Sunday, November 2, 2008

A Real Bailout

With a great deal of fanfare and soul searching, Congress decided to spend close to a trillion dollars to bail out banks, insurance companies, hedge funds (most of us, including myself, do not even know what those hedge funds do.) They should have been hesitant because that trillion dollars is not their money. Unfortunately, it is not ours either. The government will have to borrow it. And how do you go and get a loan of a trillion dollars at a times when credit has dried up?

In the midst of all this astronomical expenditure to bail out financial institutions, who worries about the homeowners who are losing their house to foreclosure? Yes, politicians worry about that but what are they doing about it? You guessed: not a lot.

One reason is that giving billions of dollars to one American Insurance Group (AIG) is a lot less paper work than giving $ 50,000 to millions of individual homeowners. The other reason is, of course that AIG has friends in high places and the poor family on your block who have had to leave their home because they could not pay their mortgage have no friends among bankers or politicians.

It is nevertheless clear what needs to be done. The government must—they should have done that more than a year ago—declare a moratorium on foreclosures. No more foreclosures, basta.

How would it work? Every city and town might appoint a number of boards to sit down with each homeowner who is unable to pay the mortgage and the institutions that gave the mortgage and work out a deal that keeps the family in their house. If some money is needed to complete that deal what better use of the 1 trillion dollars, appropriated by Congress? Keeping the families in their house, and mortgages—properly adjusted-- in play is good for families. It is good for neighborhoods and the whole city. It is good for the banks.

There would probably be other ways of working out the administrative details.

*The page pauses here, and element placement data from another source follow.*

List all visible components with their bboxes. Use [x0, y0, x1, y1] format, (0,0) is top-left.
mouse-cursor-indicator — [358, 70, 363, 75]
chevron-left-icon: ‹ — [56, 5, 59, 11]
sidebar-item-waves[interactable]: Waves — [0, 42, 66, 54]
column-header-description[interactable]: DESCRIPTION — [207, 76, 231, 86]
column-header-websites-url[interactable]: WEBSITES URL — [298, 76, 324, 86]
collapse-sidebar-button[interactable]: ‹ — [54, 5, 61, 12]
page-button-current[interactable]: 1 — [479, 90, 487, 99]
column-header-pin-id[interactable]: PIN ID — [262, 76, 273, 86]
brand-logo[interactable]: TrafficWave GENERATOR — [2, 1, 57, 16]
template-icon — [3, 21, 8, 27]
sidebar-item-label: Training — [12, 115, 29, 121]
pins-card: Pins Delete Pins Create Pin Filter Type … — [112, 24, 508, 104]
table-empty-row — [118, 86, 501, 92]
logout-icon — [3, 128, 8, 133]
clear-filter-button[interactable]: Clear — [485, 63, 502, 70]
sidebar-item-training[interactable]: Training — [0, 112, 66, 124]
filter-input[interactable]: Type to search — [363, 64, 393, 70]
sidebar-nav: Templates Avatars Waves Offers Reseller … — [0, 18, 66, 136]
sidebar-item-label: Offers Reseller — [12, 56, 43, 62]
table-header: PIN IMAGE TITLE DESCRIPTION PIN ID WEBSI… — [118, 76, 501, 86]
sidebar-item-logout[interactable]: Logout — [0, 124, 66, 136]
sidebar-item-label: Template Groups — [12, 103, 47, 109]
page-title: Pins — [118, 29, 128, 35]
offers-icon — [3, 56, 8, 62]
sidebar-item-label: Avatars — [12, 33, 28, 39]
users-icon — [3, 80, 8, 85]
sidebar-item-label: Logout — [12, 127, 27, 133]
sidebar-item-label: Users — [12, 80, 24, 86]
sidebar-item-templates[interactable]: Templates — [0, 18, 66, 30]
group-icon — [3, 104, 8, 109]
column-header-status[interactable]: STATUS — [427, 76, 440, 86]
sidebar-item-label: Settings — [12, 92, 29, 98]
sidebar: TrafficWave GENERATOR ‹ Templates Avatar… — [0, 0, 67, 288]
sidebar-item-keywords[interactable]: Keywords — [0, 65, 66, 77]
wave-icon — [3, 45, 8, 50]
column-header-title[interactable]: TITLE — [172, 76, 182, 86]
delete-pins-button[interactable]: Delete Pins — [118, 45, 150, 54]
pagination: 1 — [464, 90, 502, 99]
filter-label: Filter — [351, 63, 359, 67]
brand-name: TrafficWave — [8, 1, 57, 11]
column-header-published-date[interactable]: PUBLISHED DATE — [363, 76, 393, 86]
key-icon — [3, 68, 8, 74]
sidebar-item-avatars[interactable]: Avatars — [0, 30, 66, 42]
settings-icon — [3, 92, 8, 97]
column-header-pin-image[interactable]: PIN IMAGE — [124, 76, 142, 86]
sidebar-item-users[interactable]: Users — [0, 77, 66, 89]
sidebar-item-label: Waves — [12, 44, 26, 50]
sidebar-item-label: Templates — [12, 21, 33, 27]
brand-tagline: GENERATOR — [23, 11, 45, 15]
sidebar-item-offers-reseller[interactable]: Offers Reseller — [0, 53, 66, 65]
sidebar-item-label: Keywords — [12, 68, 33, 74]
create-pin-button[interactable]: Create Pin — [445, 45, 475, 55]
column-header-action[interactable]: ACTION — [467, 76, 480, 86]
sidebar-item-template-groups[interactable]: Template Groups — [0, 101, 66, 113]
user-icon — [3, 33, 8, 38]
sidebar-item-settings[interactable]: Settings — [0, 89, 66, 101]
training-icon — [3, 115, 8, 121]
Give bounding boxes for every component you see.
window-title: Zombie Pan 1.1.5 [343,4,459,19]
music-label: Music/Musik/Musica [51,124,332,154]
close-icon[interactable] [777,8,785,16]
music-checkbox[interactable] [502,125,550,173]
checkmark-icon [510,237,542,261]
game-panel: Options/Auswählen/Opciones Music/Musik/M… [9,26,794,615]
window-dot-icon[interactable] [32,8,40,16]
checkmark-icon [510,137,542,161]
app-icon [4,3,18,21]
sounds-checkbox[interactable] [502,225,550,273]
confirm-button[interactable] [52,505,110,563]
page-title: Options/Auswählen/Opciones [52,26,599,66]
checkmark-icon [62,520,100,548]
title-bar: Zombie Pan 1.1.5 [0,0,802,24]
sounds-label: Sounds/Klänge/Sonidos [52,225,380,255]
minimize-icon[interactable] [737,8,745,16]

What matters is the will to help ordinary citizens to remain in their homes.

Well, you say: it would be a bureaucratic nightmare. For sure, but having millions of hard working citizens kicked out of their house is not a nightmare? What sort of nightmare would we rather have—one for bureaucrats or one for people who see their belongings piled up on the sidewalk by the Sheriff's deputies and bailiffs?

There has been a lot of talk about change in this presidential campaign. How would this be for a departure from business as usual?